How to Understand Quantum Physics

Start with learning about the physical significance of the Planck constant. In quantum mechanics, the quantum of action is the Planck constant, usually denoted as h. Likewise, for interacting subatomic particles, the quantum of angular momentum is the reduced Planck constant (the Planck constant divided by 2π) denoted by ħ and called "h-bar". The value of the Planck constant is extremely small, its units are those of angular momentum, and the notion of action is the more general mathematical concept. As the name quantum mechanics implies, certain physical quantities such as angular momentum can change only in discrete amounts, and not in a continuous (cf. analog) way. For example, the angular momentum of an electron bound to an atom or molecule is quantized and can only have values that are multiples of the reduced Planck constant. This quantization gives rise to electron orbitals of a series of integer primary quantum number. In contrast, the angular momentum of a nearby unbound electron is not quantized. The Planck constant also plays a role in the quantum theory of light, where the quantum of light is the photon and where matter and energy interact via the atomic electron transition or "quantum leap" of the bound electron. The units of the Planck constant can also be viewed as energy times time. For example, in the subject area of particle physics, the notion of virtual particles are messy particles that spontaneously appear out of the vacuum for a tiny fraction of a section and play a role in a particle interaction. The limit to the lifetime of these virtual particles is the energy (mass) of the particle times that lifetime. Quantum mechanics is a large subject area but every part of its mathematics involves the Planck constant.

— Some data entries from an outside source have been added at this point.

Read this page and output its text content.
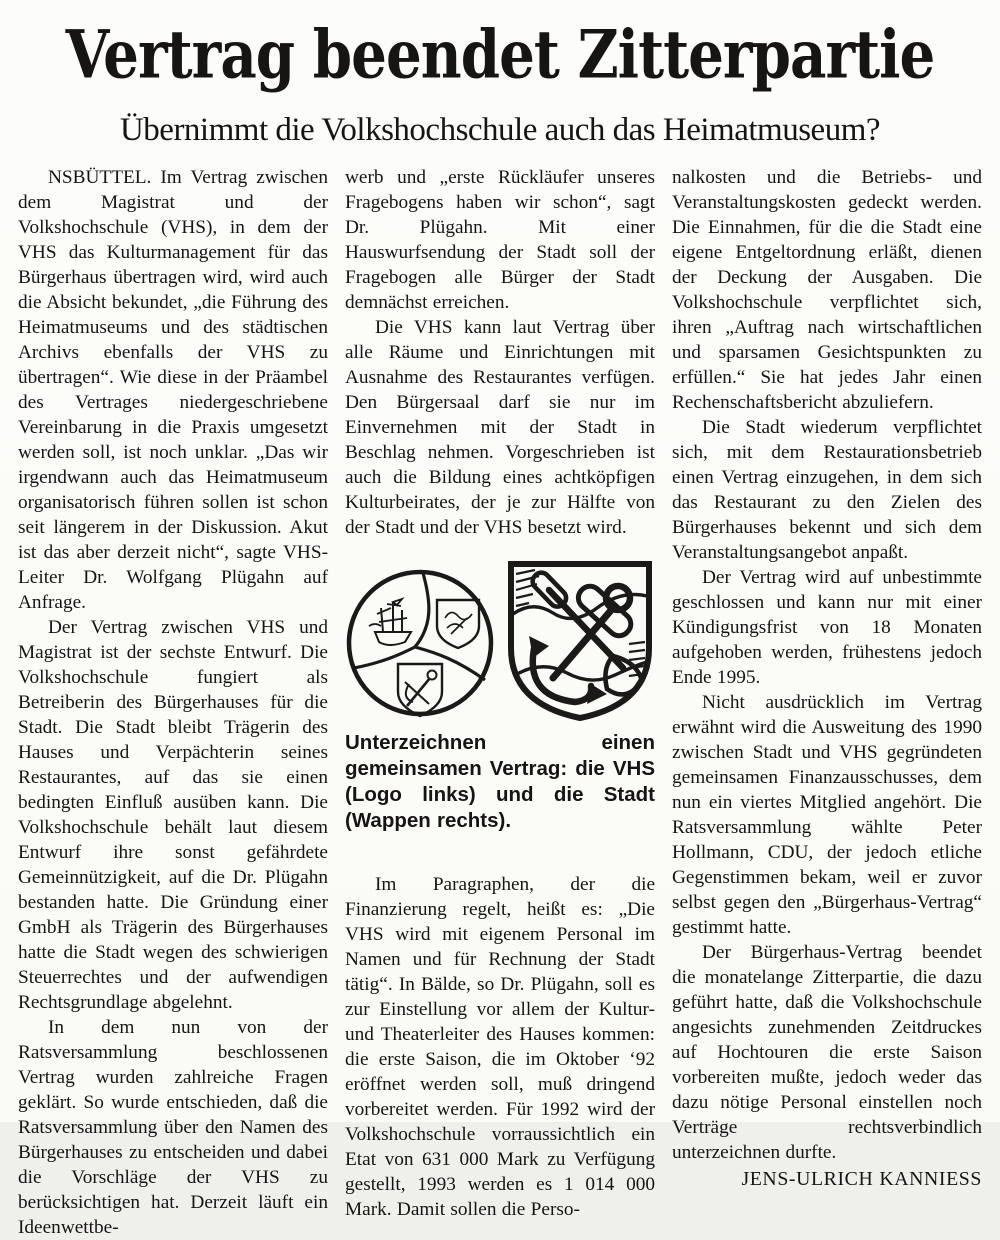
Vertrag beendet Zitterpartie
Übernimmt die Volkshochschule auch das Heimatmuseum?

NSBÜTTEL. Im Vertrag zwischen dem Magistrat und der Volkshochschule (VHS), in dem der VHS das Kulturmanagement für das Bürgerhaus übertragen wird, wird auch die Absicht bekundet, „die Führung des Heimatmuseums und des städtischen Archivs ebenfalls der VHS zu übertragen“. Wie diese in der Präambel des Vertrages niedergeschriebene Vereinbarung in die Praxis umgesetzt werden soll, ist noch unklar. „Das wir irgendwann auch das Heimatmuseum organisatorisch führen sollen ist schon seit längerem in der Diskussion. Akut ist das aber derzeit nicht“, sagte VHS-Leiter Dr. Wolfgang Plügahn auf Anfrage.

Der Vertrag zwischen VHS und Magistrat ist der sechste Entwurf. Die Volkshochschule fungiert als Betreiberin des Bürgerhauses für die Stadt. Die Stadt bleibt Trägerin des Hauses und Verpächterin seines Restaurantes, auf das sie einen bedingten Einfluß ausüben kann. Die Volkshochschule behält laut diesem Entwurf ihre sonst gefährdete Gemeinnützigkeit, auf die Dr. Plügahn bestanden hatte. Die Gründung einer GmbH als Trägerin des Bürgerhauses hatte die Stadt wegen des schwierigen Steuerrechtes und der aufwendigen Rechtsgrundlage abgelehnt.

In dem nun von der Ratsversammlung beschlossenen Vertrag wurden zahlreiche Fragen geklärt. So wurde entschieden, daß die Ratsversammlung über den Namen des Bürgerhauses zu entscheiden und dabei die Vorschläge der VHS zu berücksichtigen hat. Derzeit läuft ein Ideenwettbe-

werb und „erste Rückläufer unseres Fragebogens haben wir schon“, sagt Dr. Plügahn. Mit einer Hauswurfsendung der Stadt soll der Fragebogen alle Bürger der Stadt demnächst erreichen.

Die VHS kann laut Vertrag über alle Räume und Einrichtungen mit Ausnahme des Restaurantes verfügen. Den Bürgersaal darf sie nur im Einvernehmen mit der Stadt in Beschlag nehmen. Vorgeschrieben ist auch die Bildung eines achtköpfigen Kulturbeirates, der je zur Hälfte von der Stadt und der VHS besetzt wird.

Unterzeichnen einen gemeinsamen Vertrag: die VHS (Logo links) und die Stadt (Wappen rechts).

Im Paragraphen, der die Finanzierung regelt, heißt es: „Die VHS wird mit eigenem Personal im Namen und für Rechnung der Stadt tätig“. In Bälde, so Dr. Plügahn, soll es zur Einstellung vor allem der Kultur- und Theaterleiter des Hauses kommen: die erste Saison, die im Oktober ‘92 eröffnet werden soll, muß dringend vorbereitet werden. Für 1992 wird der Volkshochschule vorraussichtlich ein Etat von 631 000 Mark zu Verfügung gestellt, 1993 werden es 1 014 000 Mark. Damit sollen die Perso-

nalkosten und die Betriebs- und Veranstaltungskosten gedeckt werden. Die Einnahmen, für die die Stadt eine eigene Entgeltordnung erläßt, dienen der Deckung der Ausgaben. Die Volkshochschule verpflichtet sich, ihren „Auftrag nach wirtschaftlichen und sparsamen Gesichtspunkten zu erfüllen.“ Sie hat jedes Jahr einen Rechenschaftsbericht abzuliefern.

Die Stadt wiederum verpflichtet sich, mit dem Restaurationsbetrieb einen Vertrag einzugehen, in dem sich das Restaurant zu den Zielen des Bürgerhauses bekennt und sich dem Veranstaltungsangebot anpaßt.

Der Vertrag wird auf unbestimmte geschlossen und kann nur mit einer Kündigungsfrist von 18 Monaten aufgehoben werden, frühestens jedoch Ende 1995.

Nicht ausdrücklich im Vertrag erwähnt wird die Ausweitung des 1990 zwischen Stadt und VHS gegründeten gemeinsamen Finanzausschusses, dem nun ein viertes Mitglied angehört. Die Ratsversammlung wählte Peter Hollmann, CDU, der jedoch etliche Gegenstimmen bekam, weil er zuvor selbst gegen den „Bürgerhaus-Vertrag“ gestimmt hatte.

Der Bürgerhaus-Vertrag beendet die monatelange Zitterpartie, die dazu geführt hatte, daß die Volkshochschule angesichts zunehmenden Zeitdruckes auf Hochtouren die erste Saison vorbereiten mußte, jedoch weder das dazu nötige Personal einstellen noch Verträge rechtsverbindlich unterzeichnen durfte.

JENS-ULRICH KANNIESS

Learn about massy particles. Massy particles go through a classical-to-quantum transition. Even though the free electron displays some quantum properties (such as spin), as the unbound electron approaches the atom and slows down (perhaps by emitting photons), it undergoes a transition from classical to quantum behavior as its energy goes below the ionization energy. The electron is then bound to the atom and its angular momentum with respect to the atomic nucleus is restricted to quantized values of the orbitals it can occupy. The transition is sudden. One might compare this transition with that of a mechanical system that changes from displaying unstable to stable behavior or from displaying simple to chaotic behavior, or even a rocket ship slowing and going below escape velocity and entering orbit around some star or other celestial object. In contrast photons (which are massless) do not go through such a transition: photons just travel through space unchanged until they interact with other particles and then disappear. As you look into the night sky, the photons from some star traveled through light years of space unchanged then interacted with an electron in a molecule of your retina, transferred its energy and then otherwise disappeared.